Sehr geehrter Ratsuchender,

eine pauschale gesetzliche Regelung wieviel pro Kilometer der Arbeitgeber an Fahrtkosten zu ersetzen hat, gibt es nicht. Es gibt eine Allgemeine Regelung, wonach die notwenigen Aufwendungen zu ersetzen sind. Konkretisiert, d.h. eine geldwerte Pauschale pro Kilometer, wird für Fahrtkosten beispielsweise durch das Bundesreisekostengesetz (gilt jedoch nur für beamte und Angestellte des öffentlichen Dienst, mit 0,30 cent pro Kilometer)getroffen. Weitere Konkretisierungen finden sich teilweise in Tarifverträgen oder aber im Arbeitsvertrag.
Dies bedeutet, dass der AG nicht an eine bestimmte Kilometerpauschale gebunden ist, diese nur verhandelt werden kann.
Insoweit ist Ihre geschilderte Handhabe übliche Praxis, da die Kilometer pauschal bei der Einkommenssteuer geltend gemacht werden können.

Beste Grüße
Anja merkel, LL.M.
Rechtsanwältin
Kunde: hat geantwortet vor 7 Jahren.
Also AK und dümmstenfalls noch Geld mitbringen, damit man arbeiten darf...
Experte:  Anja Merkel hat geantwortet vor 7 Jahren.
Es tut mir leid Ihnen keinen anderen Rat geben zu können.

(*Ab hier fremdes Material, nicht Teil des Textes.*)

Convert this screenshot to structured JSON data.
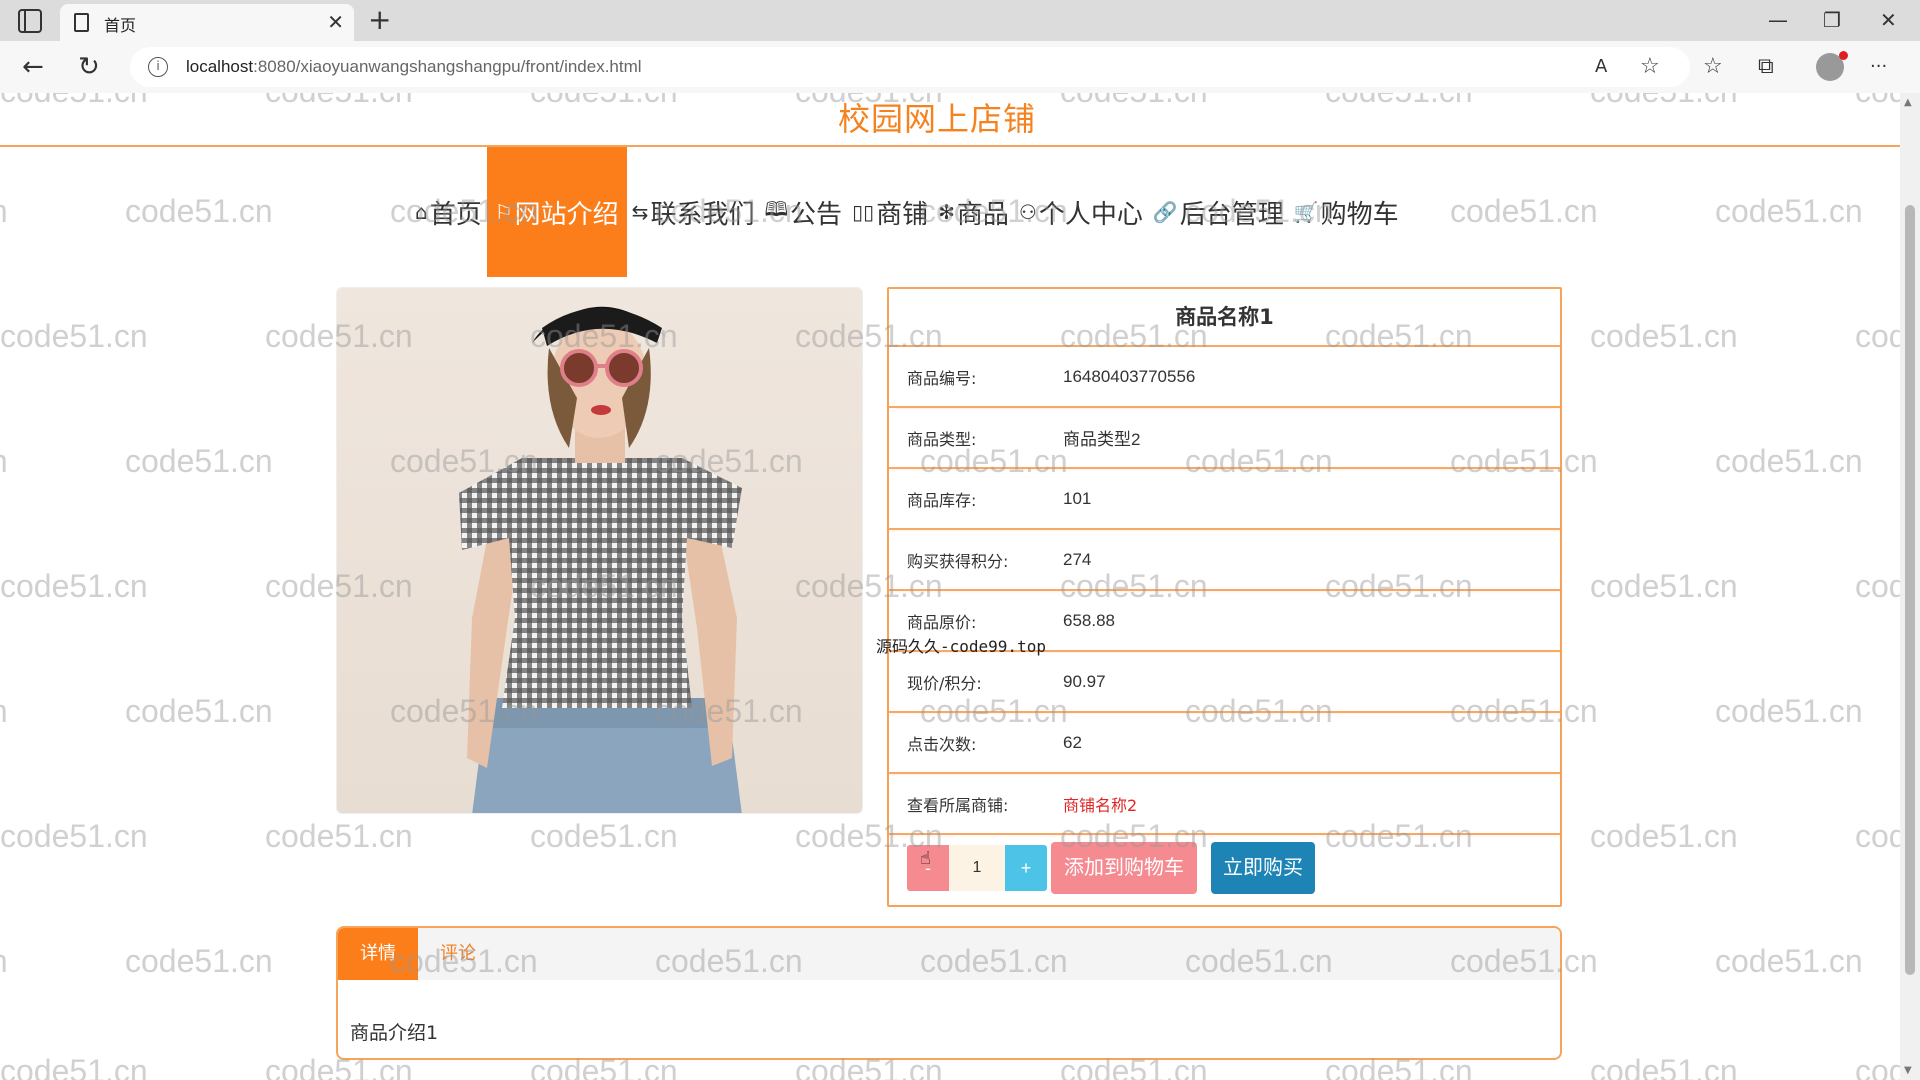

Kunde: hat geantwortet vor 7 Jahren.
Da weiss ich nun genauso viel wie vorher, daß mit der Steuer kannte ich ja schon (habe ja selber 12 Jahre im Steuerbüro gearbeitet)...
Experte:  Anja Merkel hat geantwortet vor 7 Jahren.
Ich verstehe Ihren Unmut, leider gibt es keinen durchsetzbare Verpflichtung gegenüber dem AG. Falls es in Ihrem Unternehmen einen Betriebsrat gibt, wäre dieser ein Ansprechpartner, um eine angemessenen Kilometerpauschale gegenüber dem AG durchzusetzen.

Wenn Sie keine Nachfrage mehr Haben, dann akzeptieren Sie bitte meine Antwort.